Posted by どうでもよいことですが、 at 2011年03月09日 15:03
> 肯首→首肯 では?

いやいや、全然どうでも良くないです。ご指摘、どうもありがとうございます。直しておきます。
Posted by buu* at 2011年03月09日 15:06
そこで修正なさってはつまらない。

漱石枕流。
Posted by YY at 2011年03月09日 23:23
> そこで修正なさってはつまらない。
>
> 漱石枕流。

確かに、文章の中身を考えたらそれが一番ナイスな対応でしたね(^^;思い至らず。修行が足りませんでした(涙)。
Posted by buu* at 2011年03月09日 23:25
>医学部を再受験

社会人再受験に対しては厳しいと聞きますね(なぜなのでしょうかね。医者は純粋培養がお好きなのかもしれません)。
特に面接では、面接官の何人かが「不可」を出すと(生意気だと思われると)、成績に関係なく落とすという噂もあります。

>センター試験を2度やって
TOEIC, TOFELのように隔月実施とか、毎月実施でもよいのではないかと思います。
Posted by aabb at 2011年03月10日 01:18
> 社会人再受験に対しては厳しいと聞きますね(なぜなのでしょうかね。医者は純粋培養がお好きなのかもしれません)。
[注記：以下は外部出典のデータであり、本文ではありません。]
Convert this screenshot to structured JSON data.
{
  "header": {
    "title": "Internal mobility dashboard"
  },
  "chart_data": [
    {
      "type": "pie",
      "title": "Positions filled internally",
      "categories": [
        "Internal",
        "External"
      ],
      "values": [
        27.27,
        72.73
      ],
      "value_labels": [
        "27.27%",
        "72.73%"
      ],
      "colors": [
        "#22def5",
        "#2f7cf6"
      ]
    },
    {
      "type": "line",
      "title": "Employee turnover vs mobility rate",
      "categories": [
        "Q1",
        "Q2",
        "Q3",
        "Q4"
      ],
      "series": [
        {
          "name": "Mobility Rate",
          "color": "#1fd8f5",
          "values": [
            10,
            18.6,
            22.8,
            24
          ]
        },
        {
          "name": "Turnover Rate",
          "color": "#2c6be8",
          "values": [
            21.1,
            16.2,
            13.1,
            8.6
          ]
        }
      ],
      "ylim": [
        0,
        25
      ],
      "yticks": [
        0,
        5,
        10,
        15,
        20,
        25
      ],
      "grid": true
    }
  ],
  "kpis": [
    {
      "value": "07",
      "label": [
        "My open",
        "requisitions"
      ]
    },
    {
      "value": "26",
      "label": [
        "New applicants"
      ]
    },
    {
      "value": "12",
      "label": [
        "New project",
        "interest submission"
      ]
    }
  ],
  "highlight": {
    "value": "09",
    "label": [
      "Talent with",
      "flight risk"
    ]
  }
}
育成にお金がかかるので、一年でも長く働けるほうが良いんじゃないですかね?で、そういう理屈で不合格にするなら、最初から言っておけ、という話で、情報公開が無料になったら医科歯科大学に片っ端から情報公開請求してやろうかと思います。もちろん、嫌がらせで(笑)。

> TOEIC, TOFELのように隔月実施とか、毎月実施でもよいのではないかと思います。

問題を作るのが大変ですよねぇ。受験料を高くすれば良いのかな。二回目だと50%アップ、三回目だとさらに50%アップ、とか(笑)。